Le premier, encensé partout mais ce n’est pas une raison pour le bouder – il réveillerait un mort –, est le mal-nommé4 Paris Insolite de Jean-Paul Clébert5, plongée dans les pérégrinations de jeunesse de l’auteur, clodo volontaire dans le Paris des années 1950 et peintre magnétique de la gouaille populaire – le pendant écrivain de Doisneau : « […] Chaque visage, chaque dialogue, chaque rue étroite, chaque coin sombre, chaque bistrot lumineux mériterait un volume entier et bourré comme une cantine, de renseignements, tuyaux, détails, anecdotes, commentaires... » Gourmandise errante. Comme le marmot enfermé dans l’usine Haribo, Clébert voudrait tout voir, tout goûter. Encore jeunot, droit sorti de la Résistance, il dérive nez au vent, regard affamé, gambettes de sept lieues, s’enfonce dans les recoins, dort où il peut, rapine à l’occasion, bamboche dans les bars louches ; jamais aigri, jamais plaintif.

Cerise sur le litron, Clébert écrit comme on descend un verre au comptoir d’un rade louche. Avidement. Celui qui a tant influencé la « dérive » des situs6 régale d’une plume affamée, crue et directe. « Paris, l’immense caravansérail des désespoirs et des miracles quotidiens  », n’a rien d’un village enchanté, pue le sang, la mort, le rouge qui tache et le dégueulis afférent ; mais c’est justement ce qui fait son alchimie, sa beauté débraillée. Les bruyants compagnons de galère de Clébert n’ont rien de pitoyable, ils préfèrent simplement la liberté crasseuse à la servitude d’un boulot abrutissant7. Tous logés à la même enseigne, derniers rejetons d’une espèce en sursis, celle des vagabonds ravis de leur sort. Bientôt, ils chouineront – leur ville se meurt. Requiem pour une époque : au fil des pages, le lecteur grignote les derniers aperçus d’un Paris populaire que le voyant Clébert sent déjà glisser à l’horizon, déserter au profit d’une triste uniformité fonctionnelle. Les pauvres dehors, la vie itou : comme sa sœur Vieillesse, dame Modernité est une catin.

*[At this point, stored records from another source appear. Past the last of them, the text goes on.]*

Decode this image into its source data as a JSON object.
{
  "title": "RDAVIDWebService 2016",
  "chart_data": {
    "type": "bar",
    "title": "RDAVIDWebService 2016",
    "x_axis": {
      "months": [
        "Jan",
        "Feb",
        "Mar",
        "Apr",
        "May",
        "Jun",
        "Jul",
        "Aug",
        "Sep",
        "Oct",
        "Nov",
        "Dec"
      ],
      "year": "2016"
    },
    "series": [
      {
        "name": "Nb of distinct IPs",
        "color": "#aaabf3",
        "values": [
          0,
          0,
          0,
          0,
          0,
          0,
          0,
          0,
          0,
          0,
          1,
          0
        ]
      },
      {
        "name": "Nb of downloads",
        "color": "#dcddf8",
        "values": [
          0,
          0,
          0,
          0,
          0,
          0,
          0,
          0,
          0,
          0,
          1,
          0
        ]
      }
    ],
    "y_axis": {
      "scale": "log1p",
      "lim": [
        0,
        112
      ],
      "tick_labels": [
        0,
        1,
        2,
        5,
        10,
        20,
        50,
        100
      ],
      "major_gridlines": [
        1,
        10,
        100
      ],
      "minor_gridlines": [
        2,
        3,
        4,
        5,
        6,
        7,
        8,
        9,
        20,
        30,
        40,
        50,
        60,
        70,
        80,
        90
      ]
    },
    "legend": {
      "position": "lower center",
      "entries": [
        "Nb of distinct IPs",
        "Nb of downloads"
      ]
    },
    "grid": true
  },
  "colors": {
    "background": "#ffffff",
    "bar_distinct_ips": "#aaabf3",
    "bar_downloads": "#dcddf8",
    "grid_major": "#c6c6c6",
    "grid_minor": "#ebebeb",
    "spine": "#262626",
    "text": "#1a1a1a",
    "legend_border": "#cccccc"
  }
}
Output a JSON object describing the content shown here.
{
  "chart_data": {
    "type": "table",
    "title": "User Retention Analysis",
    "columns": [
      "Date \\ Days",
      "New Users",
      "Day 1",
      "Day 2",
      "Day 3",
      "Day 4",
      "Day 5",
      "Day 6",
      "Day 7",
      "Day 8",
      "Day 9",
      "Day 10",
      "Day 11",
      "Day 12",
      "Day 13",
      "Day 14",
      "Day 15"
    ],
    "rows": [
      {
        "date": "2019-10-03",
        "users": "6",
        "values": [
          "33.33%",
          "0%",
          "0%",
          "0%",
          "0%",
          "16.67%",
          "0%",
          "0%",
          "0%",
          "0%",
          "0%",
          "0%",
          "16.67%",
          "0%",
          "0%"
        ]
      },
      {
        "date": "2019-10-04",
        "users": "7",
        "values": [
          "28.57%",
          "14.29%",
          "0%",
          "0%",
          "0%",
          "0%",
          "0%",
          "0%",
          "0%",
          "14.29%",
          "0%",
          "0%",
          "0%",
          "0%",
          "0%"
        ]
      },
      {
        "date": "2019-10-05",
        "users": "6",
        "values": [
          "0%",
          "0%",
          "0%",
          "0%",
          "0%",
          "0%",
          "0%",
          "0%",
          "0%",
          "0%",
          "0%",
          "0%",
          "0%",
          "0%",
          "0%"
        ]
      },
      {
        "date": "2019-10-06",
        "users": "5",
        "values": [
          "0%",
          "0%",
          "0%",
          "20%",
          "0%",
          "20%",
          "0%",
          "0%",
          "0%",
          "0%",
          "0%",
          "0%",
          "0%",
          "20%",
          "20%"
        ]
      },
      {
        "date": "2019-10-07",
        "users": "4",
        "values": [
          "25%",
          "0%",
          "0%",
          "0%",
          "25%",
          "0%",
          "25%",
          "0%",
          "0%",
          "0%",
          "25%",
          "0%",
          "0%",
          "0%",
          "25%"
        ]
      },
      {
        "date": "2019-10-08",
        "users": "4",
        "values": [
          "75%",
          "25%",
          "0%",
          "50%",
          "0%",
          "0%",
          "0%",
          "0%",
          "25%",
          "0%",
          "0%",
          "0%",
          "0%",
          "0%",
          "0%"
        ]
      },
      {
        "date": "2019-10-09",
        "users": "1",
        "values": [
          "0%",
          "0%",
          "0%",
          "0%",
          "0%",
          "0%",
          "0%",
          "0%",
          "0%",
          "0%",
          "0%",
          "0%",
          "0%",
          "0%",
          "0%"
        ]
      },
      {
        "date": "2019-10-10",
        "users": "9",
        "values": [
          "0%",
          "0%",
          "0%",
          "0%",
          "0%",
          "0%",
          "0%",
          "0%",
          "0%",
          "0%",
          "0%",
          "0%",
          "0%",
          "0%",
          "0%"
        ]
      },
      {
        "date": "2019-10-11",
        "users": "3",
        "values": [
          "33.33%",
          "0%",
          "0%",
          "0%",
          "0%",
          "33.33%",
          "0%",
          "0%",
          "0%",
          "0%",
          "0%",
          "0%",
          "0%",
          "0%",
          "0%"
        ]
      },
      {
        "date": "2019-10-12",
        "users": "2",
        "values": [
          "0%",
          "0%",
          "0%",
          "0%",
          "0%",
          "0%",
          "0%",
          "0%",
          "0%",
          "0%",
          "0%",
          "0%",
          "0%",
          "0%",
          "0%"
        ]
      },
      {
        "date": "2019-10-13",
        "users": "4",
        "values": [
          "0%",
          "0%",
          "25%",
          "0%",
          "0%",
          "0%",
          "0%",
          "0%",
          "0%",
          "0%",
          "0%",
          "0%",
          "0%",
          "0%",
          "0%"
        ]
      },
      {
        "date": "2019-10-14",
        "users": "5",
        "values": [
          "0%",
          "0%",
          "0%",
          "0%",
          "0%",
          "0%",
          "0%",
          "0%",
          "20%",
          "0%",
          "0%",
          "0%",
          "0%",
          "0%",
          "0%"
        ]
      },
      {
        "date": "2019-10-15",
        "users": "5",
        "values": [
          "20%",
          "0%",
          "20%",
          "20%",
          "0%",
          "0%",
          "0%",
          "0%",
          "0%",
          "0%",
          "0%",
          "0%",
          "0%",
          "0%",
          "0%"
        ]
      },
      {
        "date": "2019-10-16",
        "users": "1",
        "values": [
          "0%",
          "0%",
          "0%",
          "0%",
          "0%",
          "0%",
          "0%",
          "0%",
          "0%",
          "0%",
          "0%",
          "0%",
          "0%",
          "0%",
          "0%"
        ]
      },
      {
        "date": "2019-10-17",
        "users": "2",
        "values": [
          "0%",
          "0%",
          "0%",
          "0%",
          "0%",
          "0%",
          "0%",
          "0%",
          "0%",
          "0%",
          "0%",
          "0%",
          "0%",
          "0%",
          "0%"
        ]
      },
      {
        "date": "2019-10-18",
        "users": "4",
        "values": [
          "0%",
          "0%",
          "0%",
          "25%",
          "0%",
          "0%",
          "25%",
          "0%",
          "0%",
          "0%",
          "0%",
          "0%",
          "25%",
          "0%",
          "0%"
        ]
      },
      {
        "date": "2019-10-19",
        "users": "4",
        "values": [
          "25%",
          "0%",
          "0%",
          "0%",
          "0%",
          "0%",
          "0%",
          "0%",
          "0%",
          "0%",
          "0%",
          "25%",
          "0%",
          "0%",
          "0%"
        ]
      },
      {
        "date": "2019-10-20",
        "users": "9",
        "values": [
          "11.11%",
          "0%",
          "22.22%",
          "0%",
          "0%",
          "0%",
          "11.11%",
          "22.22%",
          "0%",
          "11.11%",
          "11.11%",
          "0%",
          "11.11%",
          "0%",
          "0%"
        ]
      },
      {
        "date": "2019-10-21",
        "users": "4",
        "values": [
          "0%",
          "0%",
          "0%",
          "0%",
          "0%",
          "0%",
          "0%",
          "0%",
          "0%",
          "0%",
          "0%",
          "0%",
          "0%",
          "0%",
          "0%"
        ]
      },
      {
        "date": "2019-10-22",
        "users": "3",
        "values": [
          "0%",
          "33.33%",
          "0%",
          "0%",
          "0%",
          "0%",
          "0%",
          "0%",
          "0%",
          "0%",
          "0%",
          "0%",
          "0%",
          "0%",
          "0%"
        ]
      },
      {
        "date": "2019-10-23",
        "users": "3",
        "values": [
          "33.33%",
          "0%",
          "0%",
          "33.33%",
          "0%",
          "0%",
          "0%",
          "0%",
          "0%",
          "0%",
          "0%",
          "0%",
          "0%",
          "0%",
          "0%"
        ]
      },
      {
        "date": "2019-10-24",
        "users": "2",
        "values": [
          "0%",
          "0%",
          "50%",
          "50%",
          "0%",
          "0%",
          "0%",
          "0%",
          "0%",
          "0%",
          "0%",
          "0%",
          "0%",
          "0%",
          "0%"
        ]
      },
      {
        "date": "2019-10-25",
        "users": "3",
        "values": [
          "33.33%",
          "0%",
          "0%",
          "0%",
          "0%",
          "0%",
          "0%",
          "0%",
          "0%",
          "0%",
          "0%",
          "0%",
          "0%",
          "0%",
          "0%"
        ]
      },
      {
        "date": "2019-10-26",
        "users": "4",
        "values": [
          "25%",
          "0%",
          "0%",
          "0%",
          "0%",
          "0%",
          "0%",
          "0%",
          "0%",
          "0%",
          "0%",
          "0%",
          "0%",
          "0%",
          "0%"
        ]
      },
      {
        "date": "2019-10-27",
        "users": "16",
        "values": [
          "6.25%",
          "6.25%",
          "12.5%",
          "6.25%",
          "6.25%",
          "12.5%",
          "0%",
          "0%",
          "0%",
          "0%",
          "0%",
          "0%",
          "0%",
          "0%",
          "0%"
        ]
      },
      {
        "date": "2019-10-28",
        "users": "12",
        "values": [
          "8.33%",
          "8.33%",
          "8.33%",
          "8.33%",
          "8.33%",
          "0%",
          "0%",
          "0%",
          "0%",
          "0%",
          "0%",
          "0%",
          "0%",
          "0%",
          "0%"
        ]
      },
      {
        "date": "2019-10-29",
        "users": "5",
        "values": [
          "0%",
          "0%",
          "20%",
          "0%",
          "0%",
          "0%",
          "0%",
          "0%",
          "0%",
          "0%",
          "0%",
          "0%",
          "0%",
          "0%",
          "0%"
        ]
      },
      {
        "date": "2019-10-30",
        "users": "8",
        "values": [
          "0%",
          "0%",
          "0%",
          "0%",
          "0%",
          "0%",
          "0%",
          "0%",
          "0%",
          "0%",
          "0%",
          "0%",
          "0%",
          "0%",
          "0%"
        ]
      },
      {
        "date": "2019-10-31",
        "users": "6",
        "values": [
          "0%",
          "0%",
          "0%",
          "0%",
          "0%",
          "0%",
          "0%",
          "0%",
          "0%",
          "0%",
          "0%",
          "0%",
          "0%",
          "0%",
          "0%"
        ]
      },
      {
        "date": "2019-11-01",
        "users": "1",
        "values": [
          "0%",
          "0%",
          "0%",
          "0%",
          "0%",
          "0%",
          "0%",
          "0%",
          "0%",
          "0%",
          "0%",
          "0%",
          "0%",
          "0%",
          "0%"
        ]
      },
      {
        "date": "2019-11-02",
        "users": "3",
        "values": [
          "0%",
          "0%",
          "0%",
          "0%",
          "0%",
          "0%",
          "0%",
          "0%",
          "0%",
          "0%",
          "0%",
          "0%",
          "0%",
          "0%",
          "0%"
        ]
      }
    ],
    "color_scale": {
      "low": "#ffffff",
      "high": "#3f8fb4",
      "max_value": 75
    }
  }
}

Deuxième coup de grisou anti-sédentarité, le livre d’un certain Jan Yoors : Tsiganes. Sur la route avec les Rom Lovara8. Préfaçant ce récit d’une enfance passée – dans les années 1930 – au sein d’une tribu de « Fils du Vent », Jacques Meunier prévient : «  Par contraste, [ce livre] met à jour notre condition d’aujourd’hui : assignés à résidences, punis. Nous sommes tous des nomades contrariés. » Couteau dans la plaie : le récit autobiographique de Yoors, entre anthropologie de la culture tsigane et roman d’aventure, est la transcription de l’enfance parfaite, sauce Jack London, celle qui vaccine contre le train-train des assignés à résidence. Gamin, Yoors a fugué pour rejoindre une troupe de Rom et – cas rare – est devenu un des leurs, gadjo assimilé9. Résultat, son livre évite les tartes à la crème, dévoile la réalité d’une culture cachée comme un trésor : «  Les Tsiganes ont préservé leur unité culturelle en plaçant entre eux et les autres peuples une série d’écrans qui les font souvent apparaître le contraire de ce qu’ils sont. » Exit le mythe des diseuses de bonne aventure ou celui du roi des gitans, folklore mis en scène pour épater les gogos gadjos et esquiver les persécutions, jamais très loin : «  Ils n’attendent rien d’un monde auquel ils n’appartiennent pas et fuient sans cesse une Nuit des longs couteaux qui revient toujours. » On les voudrait posés, comptés, numérotés, eux s’en contrefichent, décampent quand ça leur plait. Chaque jour ou presque, le convoi de roulottes, plus ou moins fourni selon les rencontres, se remet en route, enjambe les frontières, fuyant la police comme la peste, rapinant de ci de là – plus léger tu voles. Impardonnable liberté : « L’État – qui a tendance à confondre transhumance et vagabondage – ne manque jamais de déceler dans leurs agissements l’expression d’une dangereuse “pulsion libertaire” et délègue systématiquement ses gendarmes en guise d’ambassade. » Oui, ça résonne... »



1 Le numéro 6 d’Article11 en préparation est salement à la bourre, l’heure trotte à la vitesse d’un cheval au galop.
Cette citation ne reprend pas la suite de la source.